Cependant, une semaine venait de s’écouler depuis la publication de la note envoyée aux journaux par les Observatoires de Pittsburg et de Cincinnati. On était au 18 mai. Encore treize jours, et la grande date serait arrivée, bien que Loo prétendit qu’elle n’arriverait jamais et qu’elle n’existait pas dans le calendrier. Non ! à l’entendre, il n’y aurait pas de 31 mai cette année-là. Elle disait cela, la fillette, pour rire et elle riait pour dissiper l’inquiétude qui régnait dans les deux maisons.

Cependant, il importait de rappeler à l’oncle de Francis Gordon et au père de Jenny Hudelson ce mariage dont ils ne parlaient pas plus que s’il n’eût jamais dû se faire.
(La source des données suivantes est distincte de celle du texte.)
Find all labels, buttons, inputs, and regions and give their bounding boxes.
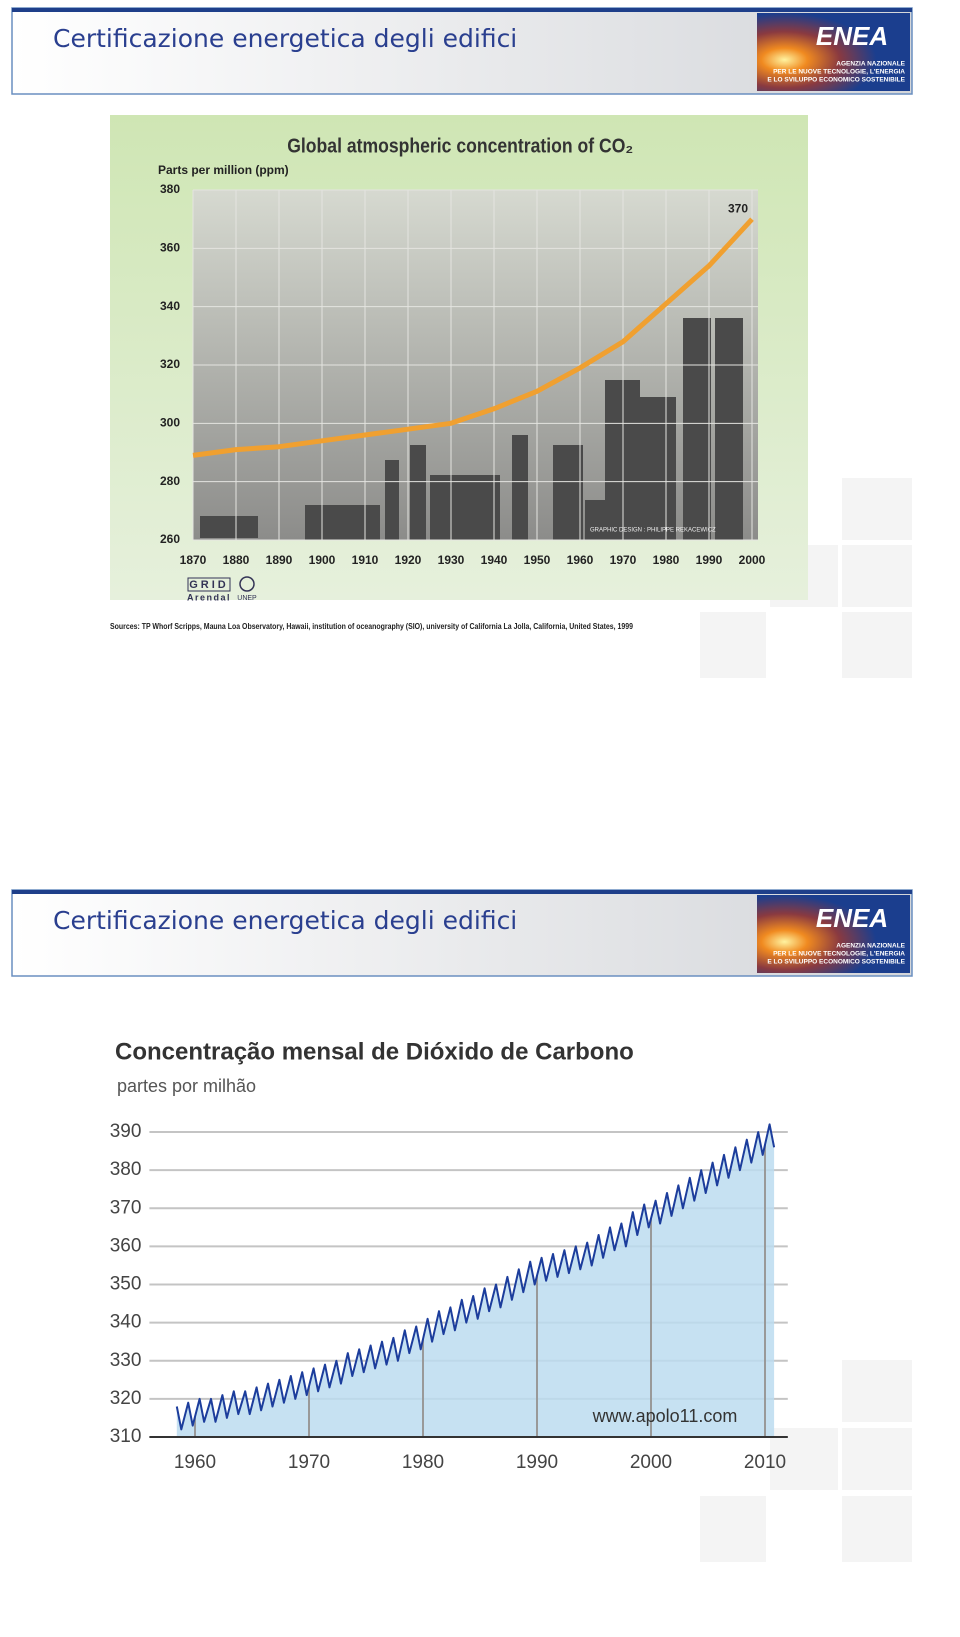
y-tick-label: 390	[110, 1121, 142, 1142]
decor-square	[842, 1428, 912, 1490]
x-tick-label: 1930	[438, 553, 465, 567]
y-tick-label: 300	[160, 416, 180, 430]
header-band	[12, 890, 912, 894]
x-tick-label: 1970	[610, 553, 637, 567]
logo-box	[187, 577, 231, 592]
line	[175, 1123, 776, 1431]
x-tick-label: 1910	[352, 553, 379, 567]
y-tick-label: 320	[110, 1388, 142, 1409]
y-tick-label: 360	[110, 1235, 142, 1256]
x-tick-label: 2000	[739, 553, 766, 567]
logo-name: ENEA	[816, 21, 888, 51]
decor-square	[842, 1360, 912, 1422]
building	[585, 500, 605, 540]
y-axis-label: Parts per million (ppm)	[158, 163, 289, 177]
annotation: www.apolo11.com	[592, 1406, 738, 1426]
decor-square	[842, 545, 912, 607]
logo-line: AGENZIA NAZIONALE	[836, 943, 905, 950]
decor-square	[770, 1428, 838, 1490]
y-axis-label: partes por milhão	[117, 1076, 256, 1096]
source-note: Sources: TP Whorf Scripps, Mauna Loa Obs…	[110, 622, 633, 631]
refinery	[430, 475, 500, 540]
x-tick-label: 1890	[266, 553, 293, 567]
decor-square	[842, 612, 912, 678]
building	[683, 318, 711, 540]
area	[176, 1124, 775, 1437]
chart-title: Global atmospheric concentration of CO₂	[287, 134, 633, 156]
credit: GRAPHIC DESIGN : PHILIPPE REKACEWICZ	[590, 528, 716, 534]
logo-text: GRID	[189, 579, 229, 591]
x-tick-label: 2010	[744, 1452, 786, 1473]
logo-line: E LO SVILUPPO ECONOMICO SOSTENIBILE	[767, 959, 905, 966]
chart: 260 280 300 320 340 360 380 1870 1880 1890 1900 191…	[110, 134, 766, 631]
decor-square	[842, 1496, 912, 1562]
y-tick-label: 360	[160, 241, 180, 255]
building	[715, 318, 743, 540]
city-illustration	[200, 318, 743, 540]
logo-text: Arendal	[187, 592, 231, 602]
x-tick-label: 1980	[653, 553, 680, 567]
y-tick-label: 260	[160, 532, 180, 546]
header-band	[12, 8, 912, 12]
y-tick-label: 280	[160, 474, 180, 488]
chimney	[410, 445, 426, 540]
y-tick-label: 370	[110, 1197, 142, 1218]
y-tick-label: 350	[110, 1274, 142, 1295]
y-tick-label: 320	[160, 357, 180, 371]
y-tick-label: 330	[110, 1350, 142, 1371]
logo-box	[757, 13, 910, 91]
building	[640, 397, 676, 540]
logo-emblem	[239, 576, 255, 592]
data-label: 370	[728, 201, 748, 215]
x-tick-label: 1920	[395, 553, 422, 567]
logo-box	[757, 895, 910, 973]
logo-name: ENEA	[816, 903, 888, 933]
y-tick-label: 340	[160, 299, 180, 313]
x-tick-label: 1950	[524, 553, 551, 567]
x-tick-label: 1900	[309, 553, 336, 567]
chimney	[385, 460, 399, 540]
x-tick-label: 1960	[174, 1452, 216, 1473]
x-tick-label: 1880	[223, 553, 250, 567]
logo-line: AGENZIA NAZIONALE	[836, 61, 905, 68]
x-tick-label: 1990	[696, 553, 723, 567]
y-tick-label: 380	[110, 1159, 142, 1180]
logo-line: PER LE NUOVE TECNOLOGIE, L'ENERGIA	[773, 69, 905, 76]
logo-text: UNEP	[237, 595, 257, 602]
tower	[553, 445, 583, 540]
logo-line: E LO SVILUPPO ECONOMICO SOSTENIBILE	[767, 77, 905, 84]
decor-square	[700, 612, 766, 678]
x-tick-label: 1960	[567, 553, 594, 567]
derrick	[512, 435, 528, 540]
x-tick-label: 1940	[481, 553, 508, 567]
x-tick-label: 1870	[180, 553, 207, 567]
logo-line: PER LE NUOVE TECNOLOGIE, L'ENERGIA	[773, 951, 905, 958]
chart-title: Concentração mensal de Dióxido de Carbon…	[115, 1038, 634, 1065]
x-tick-label: 1970	[288, 1452, 330, 1473]
line	[192, 217, 754, 458]
y-tick-label: 310	[110, 1426, 142, 1447]
chart: 310 320 330 340 350 360 370 380 390 1960 1970 1980 1…	[110, 1038, 788, 1473]
factory	[305, 505, 380, 540]
header-title: Certificazione energetica degli edifici	[53, 906, 517, 935]
decor-square	[700, 1496, 766, 1562]
y-tick-label: 380	[160, 182, 180, 196]
x-tick-label: 1990	[516, 1452, 558, 1473]
x-tick-label: 1980	[402, 1452, 444, 1473]
truck	[200, 516, 258, 538]
decor	[700, 478, 912, 1562]
x-tick-label: 2000	[630, 1452, 672, 1473]
y-tick-label: 340	[110, 1312, 142, 1333]
header-title: Certificazione energetica degli edifici	[53, 24, 517, 53]
decor-square	[842, 478, 912, 540]
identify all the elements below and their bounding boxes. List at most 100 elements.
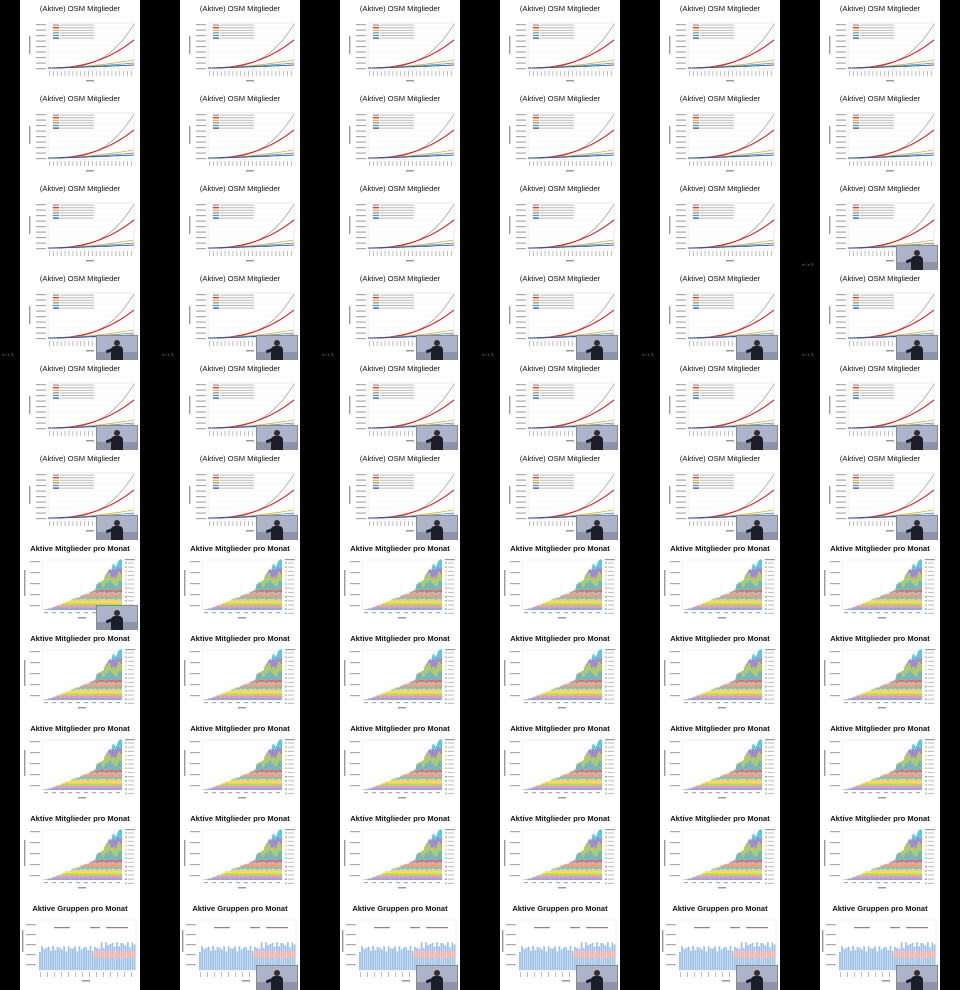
- slide-thumbnail[interactable]: Aktive Mitglieder pro Monat: [0, 810, 160, 900]
- slide-thumbnail[interactable]: (Aktive) OSM Mitglieder: [320, 360, 480, 450]
- slide-thumbnail[interactable]: Aktive Gruppen pro Monat: [0, 900, 160, 990]
- x-axis-label: [246, 530, 254, 532]
- slide-thumbnail[interactable]: (Aktive) OSM Mitglieder < / > ≡: [0, 270, 160, 360]
- slide-navigation-controls[interactable]: < / > ≡: [322, 352, 333, 357]
- slide-thumbnail[interactable]: (Aktive) OSM Mitglieder: [320, 180, 480, 270]
- slide-thumbnail[interactable]: Aktive Mitglieder pro Monat: [800, 540, 960, 630]
- slide-thumbnail[interactable]: (Aktive) OSM Mitglieder: [320, 90, 480, 180]
- y-tick-label: [190, 864, 200, 865]
- slide-thumbnail[interactable]: Aktive Gruppen pro Monat: [640, 900, 800, 990]
- slide-thumbnail[interactable]: (Aktive) OSM Mitglieder: [320, 450, 480, 540]
- slide-thumbnail[interactable]: (Aktive) OSM Mitglieder: [640, 360, 800, 450]
- slide-thumbnail[interactable]: Aktive Mitglieder pro Monat: [160, 540, 320, 630]
- legend-label: [288, 845, 294, 846]
- x-axis-label: [718, 797, 726, 799]
- slide-thumbnail[interactable]: (Aktive) OSM Mitglieder: [480, 450, 640, 540]
- slide-thumbnail[interactable]: Aktive Mitglieder pro Monat: [320, 630, 480, 720]
- x-tick-label: [693, 71, 694, 76]
- slide-thumbnail[interactable]: Aktive Gruppen pro Monat: [800, 900, 960, 990]
- slide-thumbnail[interactable]: Aktive Mitglieder pro Monat: [160, 720, 320, 810]
- slide-thumbnail[interactable]: (Aktive) OSM Mitglieder: [160, 0, 320, 90]
- slide-thumbnail[interactable]: (Aktive) OSM Mitglieder: [0, 450, 160, 540]
- slide-navigation-controls[interactable]: < / > ≡: [802, 352, 813, 357]
- slide-thumbnail[interactable]: (Aktive) OSM Mitglieder < / > ≡: [320, 270, 480, 360]
- slide-thumbnail[interactable]: (Aktive) OSM Mitglieder: [800, 90, 960, 180]
- slide-thumbnail[interactable]: (Aktive) OSM Mitglieder: [0, 360, 160, 450]
- slide-thumbnail[interactable]: Aktive Mitglieder pro Monat: [320, 720, 480, 810]
- slide-thumbnail[interactable]: (Aktive) OSM Mitglieder: [160, 90, 320, 180]
- slide-thumbnail[interactable]: (Aktive) OSM Mitglieder: [480, 360, 640, 450]
- slide-thumbnail[interactable]: (Aktive) OSM Mitglieder: [640, 90, 800, 180]
- slide-thumbnail[interactable]: (Aktive) OSM Mitglieder < / > ≡: [800, 270, 960, 360]
- slide-thumbnail[interactable]: Aktive Mitglieder pro Monat: [800, 630, 960, 720]
- slide-thumbnail[interactable]: (Aktive) OSM Mitglieder < / > ≡: [640, 270, 800, 360]
- legend-swatch: [533, 207, 539, 208]
- legend-label: [380, 392, 414, 393]
- legend-swatch: [693, 387, 699, 388]
- slide-thumbnail[interactable]: Aktive Mitglieder pro Monat: [640, 720, 800, 810]
- legend-label: [768, 776, 774, 777]
- x-tick-label: [545, 161, 546, 166]
- slide-thumbnail[interactable]: (Aktive) OSM Mitglieder: [160, 450, 320, 540]
- slide-thumbnail[interactable]: (Aktive) OSM Mitglieder: [480, 90, 640, 180]
- x-tick-label: [104, 251, 105, 256]
- x-tick-label: [732, 431, 733, 436]
- slide-thumbnail[interactable]: (Aktive) OSM Mitglieder: [480, 180, 640, 270]
- legend-label: [860, 385, 894, 386]
- slide-thumbnail[interactable]: Aktive Mitglieder pro Monat: [320, 540, 480, 630]
- slide-thumbnail[interactable]: Aktive Mitglieder pro Monat: [480, 720, 640, 810]
- slide-thumbnail[interactable]: Aktive Mitglieder pro Monat: [800, 720, 960, 810]
- slide-thumbnail[interactable]: Aktive Mitglieder pro Monat: [0, 720, 160, 810]
- slide-thumbnail[interactable]: (Aktive) OSM Mitglieder: [320, 0, 480, 90]
- slide-thumbnail[interactable]: Aktive Mitglieder pro Monat: [800, 810, 960, 900]
- slide-thumbnail[interactable]: (Aktive) OSM Mitglieder: [800, 360, 960, 450]
- legend-swatch: [213, 35, 219, 36]
- slide-thumbnail[interactable]: (Aktive) OSM Mitglieder: [800, 450, 960, 540]
- slide-thumbnail[interactable]: Aktive Mitglieder pro Monat: [640, 630, 800, 720]
- slide-thumbnail[interactable]: Aktive Gruppen pro Monat: [320, 900, 480, 990]
- legend-swatch: [53, 395, 59, 396]
- slide-thumbnail[interactable]: (Aktive) OSM Mitglieder: [160, 180, 320, 270]
- slide-navigation-controls[interactable]: < / > ≡: [642, 352, 653, 357]
- slide-thumbnail[interactable]: (Aktive) OSM Mitglieder: [0, 180, 160, 270]
- slide-thumbnail[interactable]: Aktive Mitglieder pro Monat: [160, 810, 320, 900]
- slide-thumbnail[interactable]: Aktive Mitglieder pro Monat: [640, 540, 800, 630]
- slide-thumbnail[interactable]: Aktive Mitglieder pro Monat: [160, 630, 320, 720]
- slide-thumbnail[interactable]: Aktive Mitglieder pro Monat: [0, 630, 160, 720]
- slide-thumbnail[interactable]: (Aktive) OSM Mitglieder: [160, 360, 320, 450]
- legend-swatch: [373, 305, 379, 306]
- y-tick-label: [836, 68, 846, 69]
- legend-label: [128, 661, 134, 662]
- x-tick-label: [84, 71, 85, 76]
- y-tick-label: [356, 338, 366, 339]
- slide-thumbnail[interactable]: (Aktive) OSM Mitglieder: [640, 180, 800, 270]
- y-tick-label: [196, 147, 206, 148]
- slide-navigation-controls[interactable]: < / > ≡: [482, 352, 493, 357]
- slide-navigation-controls[interactable]: < / > ≡: [162, 352, 173, 357]
- x-tick-label: [611, 71, 612, 76]
- slide-thumbnail[interactable]: (Aktive) OSM Mitglieder < / > ≡: [480, 270, 640, 360]
- slide-thumbnail[interactable]: Aktive Gruppen pro Monat: [480, 900, 640, 990]
- slide-navigation-controls[interactable]: < / > ≡: [802, 262, 813, 267]
- slide-thumbnail[interactable]: Aktive Mitglieder pro Monat: [480, 630, 640, 720]
- slide-thumbnail[interactable]: Aktive Mitglieder pro Monat: [0, 540, 160, 630]
- slide-thumbnail[interactable]: (Aktive) OSM Mitglieder < / > ≡: [800, 180, 960, 270]
- slide-thumbnail[interactable]: (Aktive) OSM Mitglieder: [640, 0, 800, 90]
- slide-thumbnail[interactable]: (Aktive) OSM Mitglieder: [640, 450, 800, 540]
- slide-thumbnail[interactable]: (Aktive) OSM Mitglieder: [480, 0, 640, 90]
- slide-thumbnail[interactable]: (Aktive) OSM Mitglieder: [800, 0, 960, 90]
- slide-navigation-controls[interactable]: < / > ≡: [2, 352, 13, 357]
- slide-thumbnail[interactable]: (Aktive) OSM Mitglieder: [0, 0, 160, 90]
- x-tick-label: [748, 612, 752, 613]
- legend-swatch: [765, 698, 767, 700]
- annotation-label: [746, 927, 768, 928]
- slide-thumbnail[interactable]: (Aktive) OSM Mitglieder: [0, 90, 160, 180]
- slide-thumbnail[interactable]: (Aktive) OSM Mitglieder < / > ≡: [160, 270, 320, 360]
- legend-label: [928, 772, 934, 773]
- slide-thumbnail[interactable]: Aktive Mitglieder pro Monat: [320, 810, 480, 900]
- slide-thumbnail[interactable]: Aktive Mitglieder pro Monat: [640, 810, 800, 900]
- legend-label: [768, 854, 774, 855]
- slide-thumbnail[interactable]: Aktive Mitglieder pro Monat: [480, 810, 640, 900]
- slide-thumbnail[interactable]: Aktive Gruppen pro Monat: [160, 900, 320, 990]
- slide-thumbnail[interactable]: Aktive Mitglieder pro Monat: [480, 540, 640, 630]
À la moindre allusion qu’on leur en faisait, ils détournaient brusquement la conversation et quittaient la place. La question fut donc agitée de les mettre au pied du mur, pendant une des visites que Francis faisait chaque jour à la maison de Morris-street. Mais, Mrs Hudelson pensa que mieux valait ne rien faire vis-à-vis de son mari. Il n’avait point à s’occuper des préparatifs de la noce… pas plus qu’il ne s’occupait de son propre ménage. Non… au jour venu, Mrs Hudelson lui dirait :

« Voilà ton habit, voilà ton chapeau, voilà tes gants… Il est l’heure de se rendre à Saint-Andrew pour la cérémonie… Offre-moi ton bras et viens… »

Assurément, il irait, même sans s’en rendre compte, et, à ce moment-là, pourvu que le météore ne vînt pas à passer devant l’objectif de son télescope !

Mais si l’avis de Mrs Hudelson prévalut dans la maison de Morris-street, celui de Francis Gordon ne prévalut pas dans la maison d’Elizabeth-street. Si le docteur ne fut point mis en demeure de s’expliquer sur son attitude vis-à-vis de M. Dean Forsyth, celui-ci se vit rudement pressé à ce sujet par sa vieille servante. Mitz ne voulut rien écouter. Elle était furieuse contre son maître. Elle sentait que la situation devenait de plus en plus grave et que le moindre incident risquait de provoquer une rupture entre les familles. Et quelles en seraient les conséquences ? Le mariage retardé, rompu peut-être, le désespoir des deux fiancés, de son cher Francis auquel M. Forsyth imposerait de renoncer à la main de Jenny. Et que pourrait faire le pauvre jeune homme, après un éclat public qui aurait rendu toute réconciliation impossible ?…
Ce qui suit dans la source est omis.